Context
India is considering reducing the withholding tax on interest earned by foreign investors from Indian bonds from 20% to 5%. The proposal comes amid pressure on foreign exchange reserves due to rising crude oil prices and the ongoing West Asia conflict. The measure is intended to encourage overseas investment in Indian debt instruments and support external sector stability.
Withholding Tax
Withholding Tax (WHT) is a tax deducted at the source before income is transferred to the recipient. The deducted amount is deposited directly with the government on behalf of the taxpayer. It applies to income such as salaries, interest, dividends, royalties, and technical service fees, ensuring advance tax collection.
Evolution of India’s Withholding Tax Regime
- India earlier provided a concessional 5% withholding tax under Section 194LD of the Income Tax Act on interest earned by foreign investors from government securities and specified rupee-denominated bonds.
- The concessional regime ended in July 2023, after which the effective tax rate for many foreign investors increased to nearly 20%.
- The increase reduced the relative appeal of Indian debt instruments for global investors.
- India has also rationalised withholding taxes in other sectors over time.
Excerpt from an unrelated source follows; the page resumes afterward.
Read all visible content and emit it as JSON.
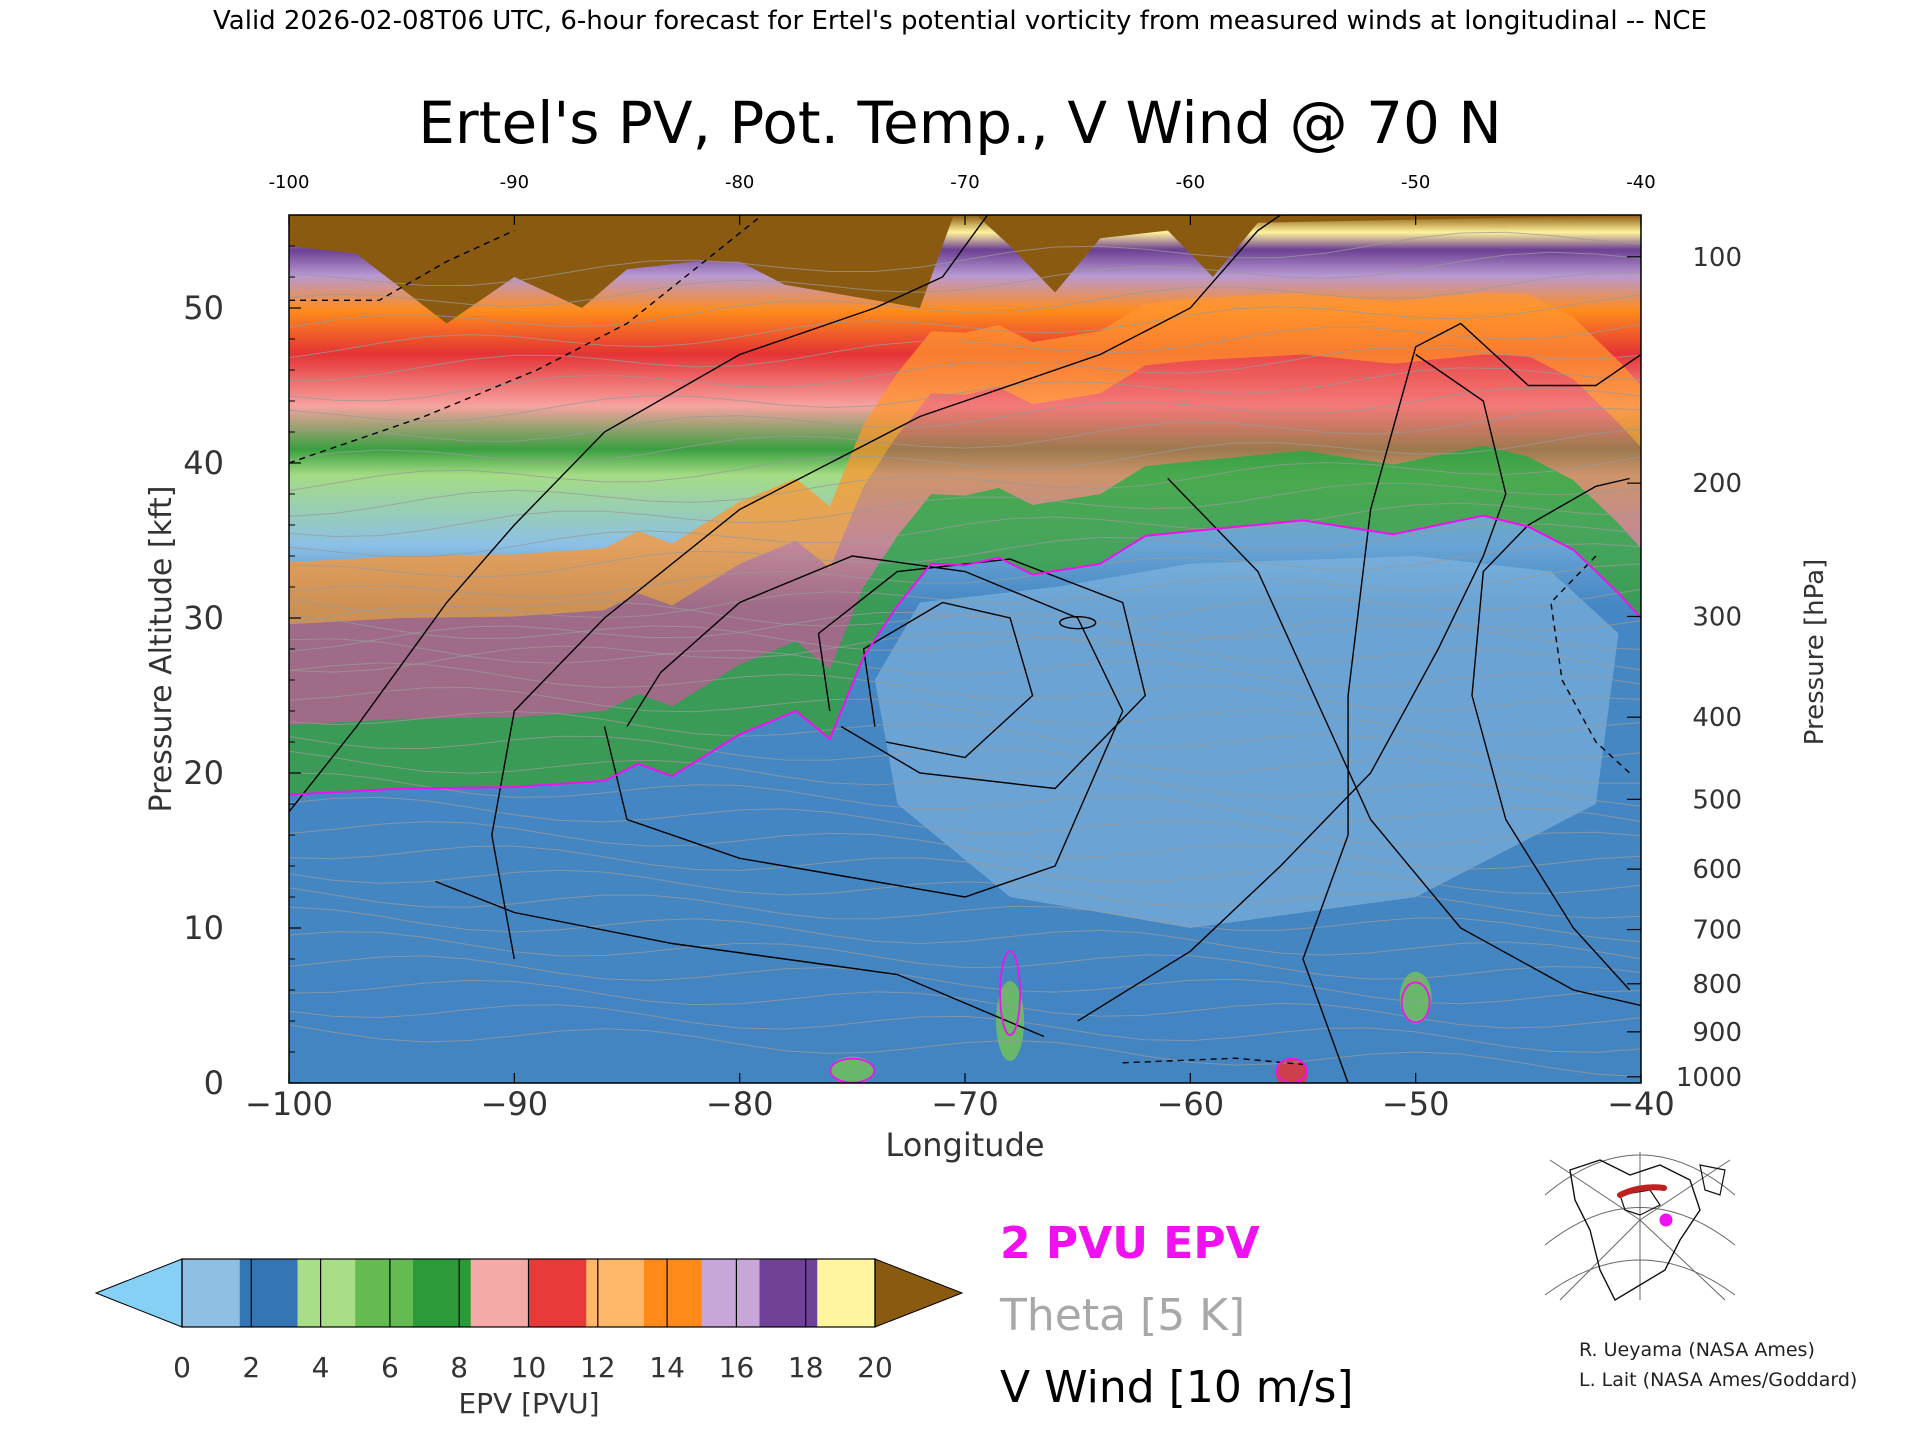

Tax rates on royalties and technical service fees paid to non-residents were gradually reduced to promote technology transfer and foreign collaboration.
Implications of Reducing Withholding Tax
- Higher Effective Returns: Lower tax deductions would increase net earnings for Foreign Portfolio Investors (FPIs).
- Greater Reinvestment Potential: More retained income would improve reinvestment capacity and long-term compounding benefits.
- Improved Liquidity Conditions: Reduced dependence on tax refunds and credits would ease short-term liquidity pressures faced by investors.
- Simpler Tax Compliance: Lower tax rates would reduce procedural difficulties associated with Double Taxation Avoidance Agreements (DTAAs).
- Increased Investor Participation: Competitive taxation would encourage broader foreign participation in India’s debt market.
International Practices
Countries adopt different withholding tax structures for foreign investors:
- United States – 30%
- Germany – 26.4%
- France – 25%
- China – 10%
- Hong Kong – No withholding tax
- Singapore – No withholding tax
Several economies use tax concessions to attract global capital into domestic bond markets.
FPI Participation in India’s Government Securities
- FPIs account for a limited share of India’s government debt market.
- The RBI has capped FPI investment in government securities at 6% of the outstanding stock.
- Participation has increased after India’s inclusion in global bond indices such as the JPMorgan Government Bond Index–Emerging Markets.
- By March 2025, FPI investment in dated government securities increased from $30.6 billion to $43.9 billion year-on-year.
Demand for Tax Rationalisation
- India’s current tax structure is considered relatively high compared to competing financial markets.
- Simplified taxation could support sustained inflows linked to global bond index inclusion.
- A stable and predictable framework may attract long-term institutional investors such as pension and sovereign wealth funds.
- Several countries offer lower taxes or exemptions to remain competitive in attracting foreign investment.
- Higher tax costs after 2023 contributed to recent FPI outflows from India’s debt market.
Conclusion
Reducing withholding tax can deepen India’s debt market, improve investor confidence, and support external sector resilience. A balanced and globally competitive tax framework will be important for strengthening India’s integration with international financial markets.